Riga dispose de grands axes de circulation et d’une rocade permettant un contournement par l’est. Néanmoins, le gros point noir structurel des réseaux de transport reste le franchissement de la Daugava, large de 600 mètres et que seuls quatre ponts routiers et un pont ferroviaire permettent de traverser. Le schéma de développement établi et publié par l’Agence de développement de la ville de Riga[6] en 2005 visait précisément à renforcer les liaisons entre les deux rives par la construction de trois nouveaux ponts routiers. Un seul a été réalisé et mis en service en 2008, le pont du sud (Dienvidu Tilts, long de 803 mètres), ayant donné lieu à des polémiques et scandales financiers au vu de son coût final exorbitant: plus de 108 millions d’euros pour le seul pont, 700 pour l’ensemble du projet, financé sans aide de l’Union européenne par la ville de Riga.

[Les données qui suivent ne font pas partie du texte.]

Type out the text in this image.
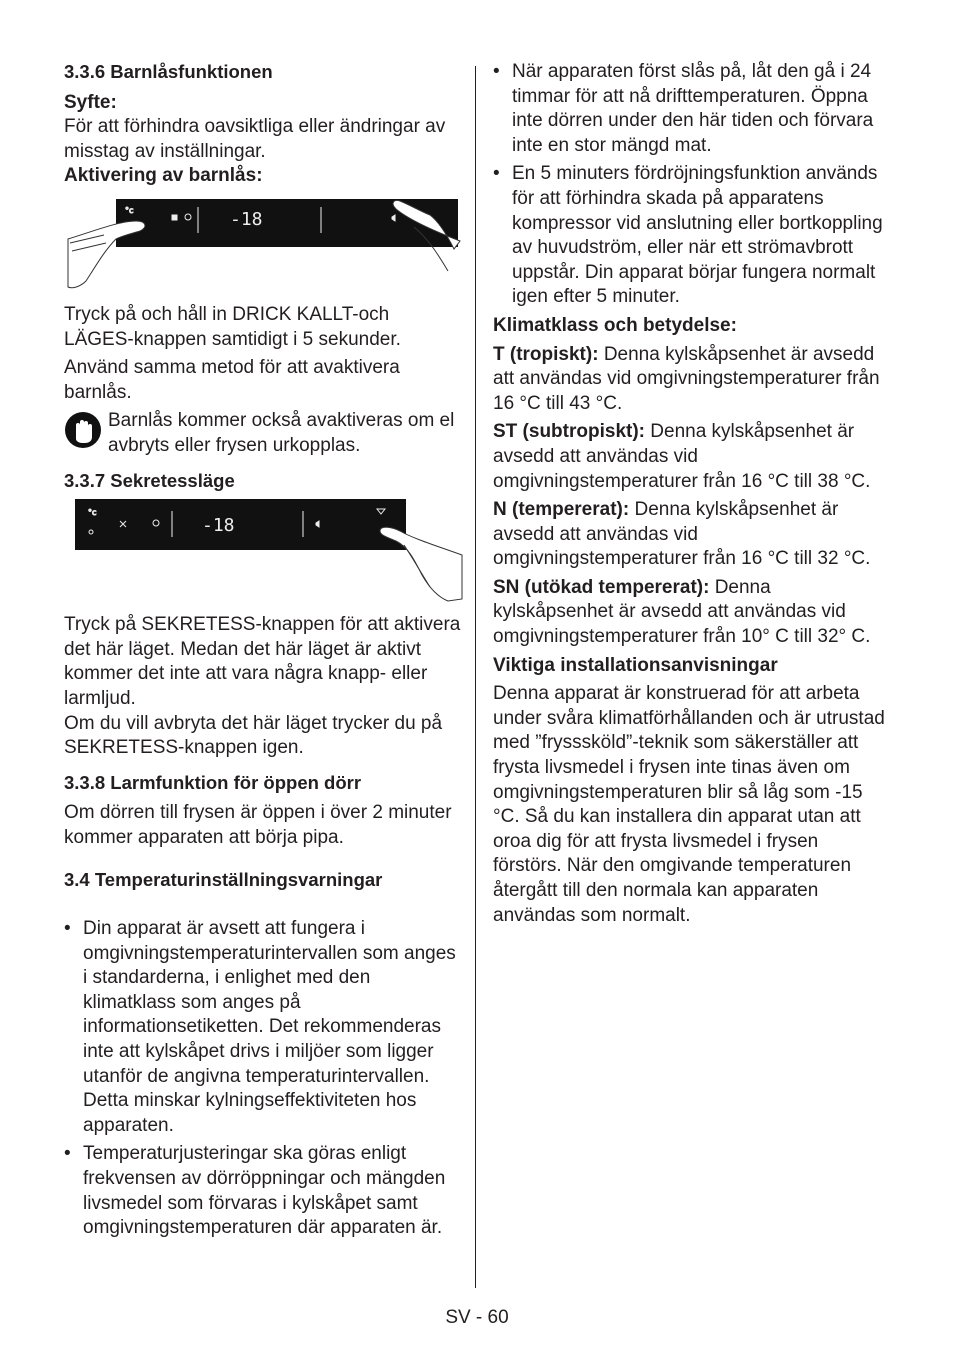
3.3.6 Barnlåsfunktionen

Syfte:

För att förhindra oavsiktliga eller ändringar av misstag av inställningar.

Aktivering av barnlås:

°c	-18

Tryck på och håll in DRICK KALLT-och LÄGES-knappen samtidigt i 5 sekunder.

Använd samma metod för att avaktivera barnlås.

Barnlås kommer också avaktiveras om el avbryts eller frysen urkopplas.

3.3.7 Sekretessläge
°c
-18

Tryck på SEKRETESS-knappen för att aktivera det här läget. Medan det här läget är aktivt kommer det inte att vara några knapp- eller larmljud.

Om du vill avbryta det här läget trycker du på SEKRETESS-knappen igen.

3.3.8 Larmfunktion för öppen dörr

Om dörren till frysen är öppen i över 2 minuter kommer apparaten att börja pipa.

3.4 Temperaturinställningsvarningar
• Din apparat är avsett att fungera i omgivningstemperaturintervallen som anges i standarderna, i enlighet med den klimatklass som anges på informationsetiketten. Det rekommenderas inte att kylskåpet drivs i miljöer som ligger utanför de angivna temperaturintervallen. Detta minskar kylningseffektiviteten hos apparaten.
• Temperaturjusteringar ska göras enligt frekvensen av dörröppningar och mängden livsmedel som förvaras i kylskåpet samt omgivningstemperaturen där apparaten är.
• När apparaten först slås på, låt den gå i 24 timmar för att nå drifttemperaturen. Öppna inte dörren under den här tiden och förvara inte en stor mängd mat.
• En 5 minuters fördröjningsfunktion används för att förhindra skada på apparatens kompressor vid anslutning eller bortkoppling av huvudström, eller när ett strömavbrott uppstår. Din apparat börjar fungera normalt igen efter 5 minuter.

Klimatklass och betydelse:

T (tropiskt): Denna kylskåpsenhet är avsedd att användas vid omgivningstemperaturer från 16 °C till 43 °C.

ST (subtropiskt): Denna kylskåpsenhet är avsedd att användas vid omgivningstemperaturer från 16 °C till 38 °C.

N (tempererat): Denna kylskåpsenhet är avsedd att användas vid omgivningstemperaturer från 16 °C till 32 °C.

SN (utökad tempererat): Denna kylskåpsenhet är avsedd att användas vid omgivningstemperaturer från 10° C till 32° C.

Viktiga installationsanvisningar

Denna apparat är konstruerad för att arbeta under svåra klimatförhållanden och är utrustad med ”frysssköld”-teknik som säkerställer att frysta livsmedel i frysen inte tinas även om omgivningstemperaturen blir så låg som -15 °C. Så du kan installera din apparat utan att oroa dig för att frysta livsmedel i frysen förstörs. När den omgivande temperaturen återgått till den normala kan apparaten användas som normalt.

SV - 60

La «Magistrale Est», voie rapide reliant le port au pont du sud, a pu être achevée en 2008. Les autres projets (dont le corridor nord impliquant la construction d’un nouveau pont au niveau du port) ont été remis en cause par la situation économique du pays à partir de 2008, qui a obligé à geler les projets ou à les réévaluer au regard de la réalité des besoins. Avec 193.424 franchissements quotidiens en 2011[7], le trafic des ponts de Riga a retrouvé son niveau de 2005, après avoir connu un pic de 208.544 passages en 2008.

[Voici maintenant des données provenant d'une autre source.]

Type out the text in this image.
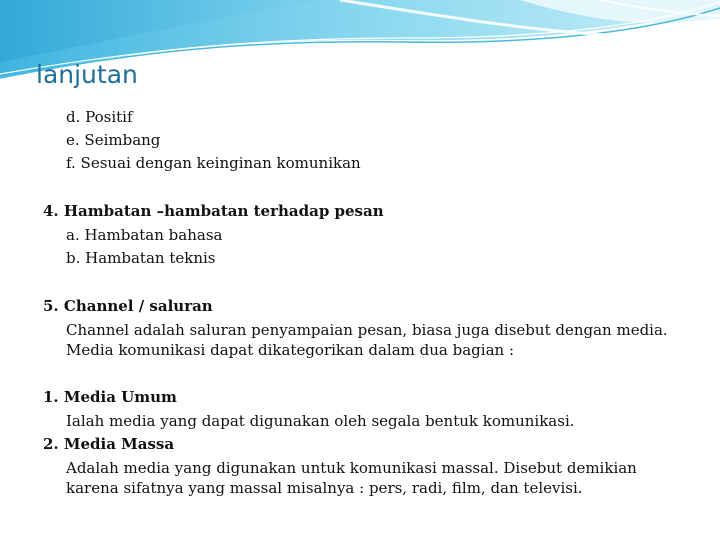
lanjutan
d. Positif
e. Seimbang
f. Sesuai dengan keinginan komunikan
4. Hambatan –hambatan terhadap pesan
a. Hambatan bahasa
b. Hambatan teknis
5. Channel / saluran
Channel adalah saluran penyampaian pesan, biasa juga disebut dengan media.
Media komunikasi dapat dikategorikan dalam dua bagian :
1. Media Umum
Ialah media yang dapat digunakan oleh segala bentuk komunikasi.
2. Media Massa
Adalah media yang digunakan untuk komunikasi massal. Disebut demikian
karena sifatnya yang massal misalnya : pers, radi, film, dan televisi.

Une opportunité pour repenser et rééquilibrer les modes de transport urbains?
Riga est devenue un nouveau paradis pour les cyclistes. Cette observation des rues de la ville relève en partie d’une évolution culturelle: à l’image des autres pays de l’Europe du nord auxquels la Lettonie s’identifie et s’efforce depuis vingt ans de se rattacher idéologiquement, les Lettons ont progressivement adopté ce mode de transport doux pour se rendre à leur travail ou tout simplement se déplacer en ville. Chose qui paraissait inconcevable il y a quelques années, à l’époque où les cyclistes étaient méprisés par des automobilistes arrogants. C’est aussi la conséquence de la crise économique: après des années d’embellie et de forte croissance économique entre 2000 et 2007 (comprise entre 5 et 10% par an), qui avaient vu les ventes d’automobiles exploser, la crise a obligé les Lettons à s’adapter. Après des années d’accès facile au crédit, certains, endettés, touchés par le chômage (12% en 2012, contre 21% en 2010 et 6% en 2007) et dans l’impossibilité de rembourser, ont vu leurs biens saisis. D’autres ont dû se résoudre à utiliser moins souvent leur véhicule devenu cher à l’usage. Dans un tel contexte, le vélo apparaît à la fois comme une nécessité et l’adoption d’un modèle alternatif en phase avec les tendances observées dans les métropoles ouest-européennes.
Piste cyclable au bord de la Daugava dans le quartier de Ķengarags (Eric Le Bourhis, septembre 2011).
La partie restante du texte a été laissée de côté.